- Born: 26 April 1954 (age 72) Singapore

Academic background
- Alma mater: Claremont Graduate University (MA 1977) University of British Columbia (PhD 1981);

Academic work
- Discipline: Decision theory, Behavioral economics, Experimental economics, Biological economics
- Institutions: National University of Singapore (2009-present) Hong Kong University of Science and Technology (1998-2009) University of California, Irvine (1991-1999) Johns Hopkins University (1984-1991) University of Arizona (1980-1984)
- Website: Information at IDEAS / RePEc;

= Soo Hong Chew =

Singaporean economist

Chew Soo Hong (born 26 April 1954) is a Singaporean economist who is professor at the National University of Singapore and an adjunct professor at the Hong Kong University of Science and Technology. He is considered one of the pioneers in axiomatic non-expected utility models.

== Biography ==
Chew was born on 26 April 1954 in Singapore. In 1975, he received a Full Technological Certificate in Telecommunications from the City and Guilds of London Institute and graduated by distance learning with a major in Mathematics from the University of London, while in 1976, he graduated with a major in Physics from the Harvey Mudd College. Chew obtained his MA in Mathematics from the Claremont Graduate School in 1977 and his PhD in Interdisciplinary Studies from the University of British Columbia in 1981. He worked as an assistant professor at the University of Arizona from 1980 to 1984 and the Johns Hopkins University from 1984 to 1991 before moving to the University of California, Irvine, where he was associate professor from 1991 to 1995 and professor from 1995 to 1999, and the Hong Kong University of Science and Technology, where he was Professor from 1998 to 2005 and Chair Professor from 2005 to 2009. During his spell at the Hong Kong University of Science and Technology, he directed the university's centre for Experimental Business Research, inaugurated by Vernon L. Smith in 1998. Chew has been Professor and Provost Chair at the National University of Singapore since 2009, and is co-director of the university's laboratory for Behavioral x Biological Economics and the Social Sciences.

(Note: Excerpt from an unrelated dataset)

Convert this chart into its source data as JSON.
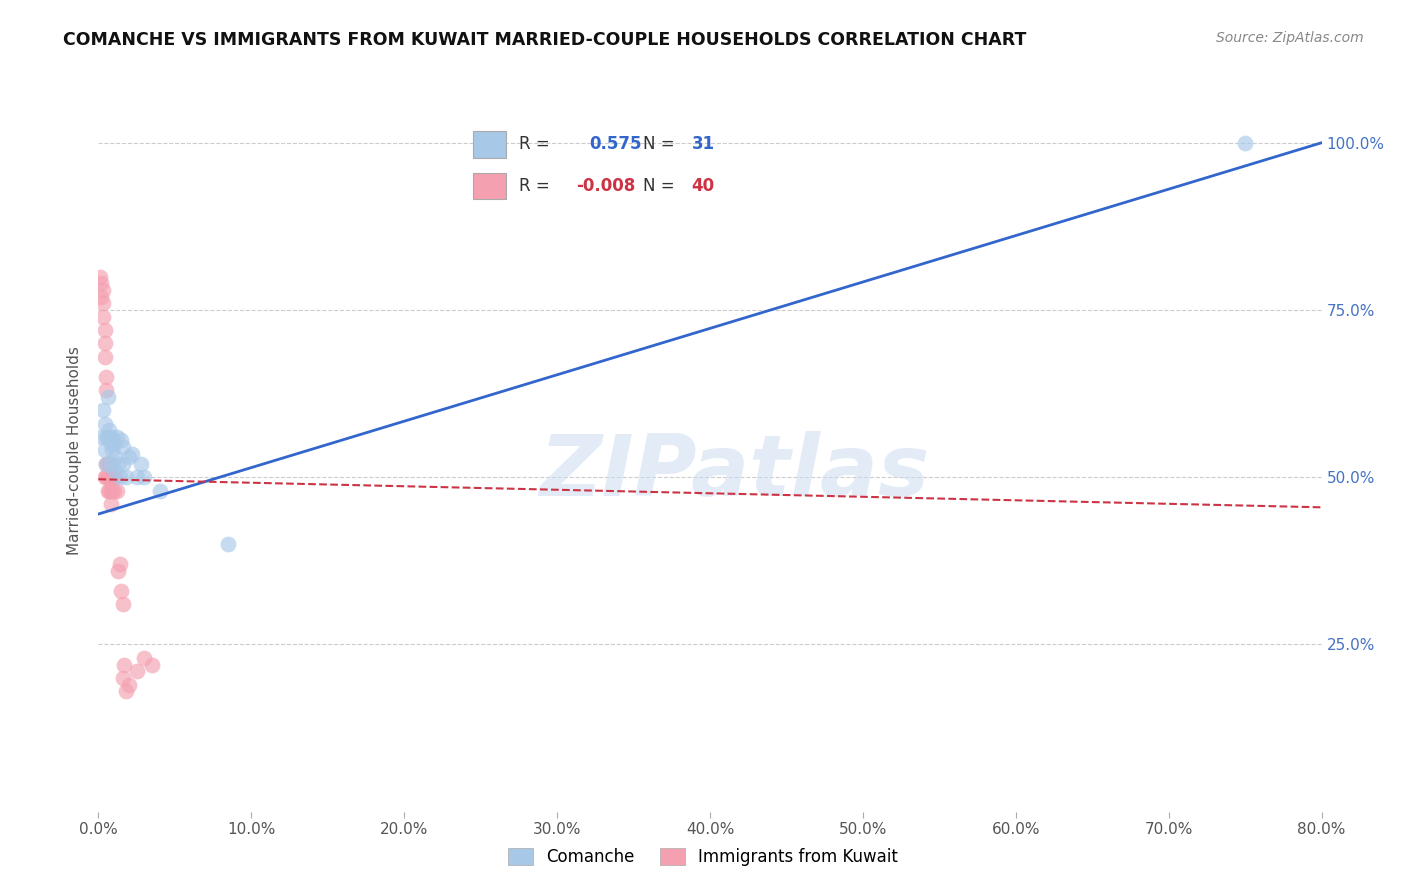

Chew was awarded the Leonard J. Savage Award by the International Society for Bayesian Analysis and the Best Theoretical Research Paper Award by the Decision Sciences Institute both in 1982. He is member of the American Economic Association and has been fellow of the Econometric Society since 2012.

His research interests cover the fields of decision theory, behavioral economics, biological economics and experimental economics.

== Selected publications ==
- Chew, S. H. (1983). "A generalization of the quasilinear mean with applications to the measurement of income inequality and decision theory resolving the Allais paradox". Econometrica, 51 (4), pp. 1065-1092.
- Chew, S. H.; Karni, E. & Z. Safra (1987). "Risk-Aversion in the theory of expected utility with rank dependent probabilities". Journal of Economic Theory, 42 (2), pp. 370-381.
- Chew, S. H.; Epstein, L. G. & U. Segal (1991). "Mixture symmetry and quadratic utility". Econometrica, 59 (1), pp. 139-163.
- Chew, S. H. & J. S. Sagi (2008). "Small worlds: Modeling attitudes toward sources of uncertainty". Journal of Economic Theory, 139 (1), pp.
- Ebstein, R. P.; Israel, S.; Chew, S. H.; Zhong, S. & A. Knafo (2010). "Genetics of human social behavior". Neuron, 65 (6), pp. 831-844.